Which is a roundabout way of explaining my surprise that the Supreme Court upheld the President’s decision to defy and ignore an express congressional mandate requiring him to allow individuals to list “Jerusalem, Israel” as the place of birth on their passports. I don’t doubt that the President gets to decide whether the U.S. will recognize whether Jerusalem is “in” Israel, but I am a bit surprised to see that majority endorse the power of the President to ignore an express congressional mandate, especially when the majority doesn’t even make clear that the “recognition” power is being affected by a passport listing.
To put in constitutional law-nerd terms, Justice Jackson’s classic concurring opinion in Youngstown Sheet & Tube listed three categories of presidential power: expressly authorized by Congress, not authorized by not prohibited by Congress, and expressly prohibited or mandated by Congress. This last category, which Jackson described as where the president’s power is at his “lowest ebb,” has never been applied by the Supreme Court before today. Indeed, many commentators in the context of the commander in chief power have suggested such exclusive powers don’t really exist (see my musings here on this point in the context of the commander in chief power). Justice Thomas was out on his own island in Hamdi v. Rumsfeld, for instance, but he was relying on a very similar structural argument to the one the Court introduced today.

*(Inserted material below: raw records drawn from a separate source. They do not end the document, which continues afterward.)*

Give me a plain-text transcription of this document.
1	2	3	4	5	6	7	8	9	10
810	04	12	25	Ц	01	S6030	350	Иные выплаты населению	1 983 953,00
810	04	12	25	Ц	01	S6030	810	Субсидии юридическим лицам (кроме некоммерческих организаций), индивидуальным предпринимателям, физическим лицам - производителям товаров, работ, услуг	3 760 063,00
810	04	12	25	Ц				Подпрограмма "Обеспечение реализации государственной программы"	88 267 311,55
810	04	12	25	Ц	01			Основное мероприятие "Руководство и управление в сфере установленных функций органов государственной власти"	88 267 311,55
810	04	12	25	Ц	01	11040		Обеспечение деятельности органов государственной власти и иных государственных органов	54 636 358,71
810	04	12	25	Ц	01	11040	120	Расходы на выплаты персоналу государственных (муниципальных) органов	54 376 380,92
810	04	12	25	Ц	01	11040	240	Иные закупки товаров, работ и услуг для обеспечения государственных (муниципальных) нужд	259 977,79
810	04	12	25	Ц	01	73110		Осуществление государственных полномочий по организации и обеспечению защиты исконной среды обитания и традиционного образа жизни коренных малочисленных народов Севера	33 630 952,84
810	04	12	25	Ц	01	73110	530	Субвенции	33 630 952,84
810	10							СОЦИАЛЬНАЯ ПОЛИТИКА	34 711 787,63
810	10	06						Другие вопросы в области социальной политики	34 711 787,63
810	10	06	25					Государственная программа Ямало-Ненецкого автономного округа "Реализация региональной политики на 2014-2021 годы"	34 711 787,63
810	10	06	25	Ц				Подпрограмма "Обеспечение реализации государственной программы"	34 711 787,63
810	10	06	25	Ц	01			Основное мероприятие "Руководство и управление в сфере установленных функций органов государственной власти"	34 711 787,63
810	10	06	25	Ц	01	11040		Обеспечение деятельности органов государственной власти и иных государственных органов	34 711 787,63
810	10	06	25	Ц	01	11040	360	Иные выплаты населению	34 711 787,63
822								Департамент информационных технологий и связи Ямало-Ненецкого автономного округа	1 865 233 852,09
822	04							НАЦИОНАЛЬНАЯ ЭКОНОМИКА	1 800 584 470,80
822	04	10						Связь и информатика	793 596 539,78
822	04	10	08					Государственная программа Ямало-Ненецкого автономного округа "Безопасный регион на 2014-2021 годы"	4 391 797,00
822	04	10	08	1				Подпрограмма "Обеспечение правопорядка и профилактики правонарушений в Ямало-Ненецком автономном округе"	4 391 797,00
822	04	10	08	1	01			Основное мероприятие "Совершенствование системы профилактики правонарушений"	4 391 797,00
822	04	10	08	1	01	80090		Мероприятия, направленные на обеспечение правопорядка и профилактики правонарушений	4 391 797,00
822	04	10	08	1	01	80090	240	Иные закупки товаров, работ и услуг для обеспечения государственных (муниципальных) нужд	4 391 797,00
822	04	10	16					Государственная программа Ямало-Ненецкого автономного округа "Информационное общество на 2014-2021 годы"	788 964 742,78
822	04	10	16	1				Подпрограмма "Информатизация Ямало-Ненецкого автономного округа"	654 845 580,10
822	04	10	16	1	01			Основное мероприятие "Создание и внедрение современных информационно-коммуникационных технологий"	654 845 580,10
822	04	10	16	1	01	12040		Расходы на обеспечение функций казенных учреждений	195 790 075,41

I think that the President’s recognition power is probably exclusive, but that what constitutes the “recognition” should be interpreted quite narrowly. That is why I joined Eugene Kontorovich’s amicus brief arguing that a passport designation is not part of the recognition power. Indeed, if it IS part of the recognition power, the government of China is going to have a pretty good complaint about laws that allow the designation of “Taiwan” on passports. So the Court may have inadvertently created new diplomatic complications in its efforts to avoid other ones.
In any event, the Court could have chosen the “judicially modest” way out. It could have interpreted the relevant statute narrowly to avoid touching on the “recognition” power. Instead, it reached out to announce judicial endorsement of an exclusive presidential power, and invalidated a law passed by Congress and signed by the President. I am glad to welcome Justices Ginsburg, Breyer, Sotomayor, Kagan, and Kennedy to the “exclusive presidential power” bandwagon. Justice Thomas was getting lonely, so I suppose he will be glad to have the company.